Thirdly, I deduce the position from all the causes elsewhere assigned, which render metre the proper form of poetry, and poetry imperfect and defective without metre. Metre, therefore, having been connected with poetry most often and by a peculiar fitness, whatever else is combined with metre must, though it be not itself essentially poetic, have nevertheless some property in common with poetry, as an intermedium of affinity, a sort, (if I may dare borrow a well-known phrase from technical chemistry), of mordaunt between it and the super-added metre. Now poetry, Mr. Wordsworth truly affirms, does always imply passion: which word must be here understood in its most general sense, as an excited state of the feelings and faculties. And as every passion has its proper pulse, so will it likewise have its characteristic modes of expression. But where there exists that degree of genius and talent which entitles a writer to aim at the honours of a poet, the very act of poetic composition itself is, and is allowed to imply and to produce, an unusual state of excitement, which of course justifies and demands a correspondent difference of language, as truly, though not perhaps in as marked a degree, as the excitement of love, fear, rage, or jealousy. The vividness of the descriptions or declamations in Donne or Dryden, is as much and as often derived from the force and fervour of the describer, as from the reflections, forms or incidents, which constitute their subject and materials. The wheels take fire from the mere rapidity of their motion. To what extent, and under what modifications, this may be admitted to act, I shall attempt to define in an after remark on Mr. Wordsworth’s reply to this objection, or rather on his objection to this reply, as already anticipated in his preface.
Fourthly, and as intimately connected with this, if not the same argument in a more general form, I adduce the high spiritual instinct of the human being impelling us to seek unity by harmonious adjustment, and thus establishing the principle that all the parts of an organized whole must be assimilated to the more important and essential parts.
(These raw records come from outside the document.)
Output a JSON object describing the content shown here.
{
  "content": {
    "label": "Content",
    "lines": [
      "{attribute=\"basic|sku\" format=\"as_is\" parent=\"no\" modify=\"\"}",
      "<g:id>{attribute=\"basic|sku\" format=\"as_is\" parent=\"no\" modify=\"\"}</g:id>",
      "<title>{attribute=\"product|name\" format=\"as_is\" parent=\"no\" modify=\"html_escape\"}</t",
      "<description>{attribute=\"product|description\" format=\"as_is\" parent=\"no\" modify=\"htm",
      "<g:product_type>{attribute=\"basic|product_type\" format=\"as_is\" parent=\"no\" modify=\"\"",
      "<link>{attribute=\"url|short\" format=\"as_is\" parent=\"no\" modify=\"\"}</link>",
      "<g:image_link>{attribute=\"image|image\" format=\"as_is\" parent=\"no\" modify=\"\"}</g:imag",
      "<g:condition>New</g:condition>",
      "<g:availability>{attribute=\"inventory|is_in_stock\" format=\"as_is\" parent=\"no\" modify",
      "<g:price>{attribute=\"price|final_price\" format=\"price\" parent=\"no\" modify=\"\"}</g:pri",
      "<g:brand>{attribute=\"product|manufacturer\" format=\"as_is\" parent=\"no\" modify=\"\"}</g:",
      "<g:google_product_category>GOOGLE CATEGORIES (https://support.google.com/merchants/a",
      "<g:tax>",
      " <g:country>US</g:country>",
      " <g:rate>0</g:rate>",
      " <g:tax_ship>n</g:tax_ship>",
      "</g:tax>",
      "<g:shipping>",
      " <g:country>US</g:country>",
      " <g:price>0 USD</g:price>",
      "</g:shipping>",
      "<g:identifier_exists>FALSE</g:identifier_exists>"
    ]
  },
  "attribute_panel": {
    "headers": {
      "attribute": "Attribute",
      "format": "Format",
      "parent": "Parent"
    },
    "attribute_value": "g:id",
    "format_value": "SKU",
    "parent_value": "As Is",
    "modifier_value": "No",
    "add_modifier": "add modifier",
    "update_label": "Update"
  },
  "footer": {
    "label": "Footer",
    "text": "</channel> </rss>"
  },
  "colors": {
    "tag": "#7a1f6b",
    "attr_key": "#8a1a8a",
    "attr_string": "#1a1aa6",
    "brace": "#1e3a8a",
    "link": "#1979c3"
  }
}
This and the preceding arguments may be strengthened by the reflection, that the composition of a poem is among the imitative arts; and that imitation, as opposed to copying, consists either in the interfusion of the same throughout the radically different, or of the different throughout a base radically the same.
Lastly, I appeal to the practice of the best poets, of all countries and in all ages, as authorizing the opinion, (deduced from all the foregoing,) that in every import of the word essential, which would not here involve a mere truism, there may be, is, and ought to be an essential difference between the language of prose and of metrical composition.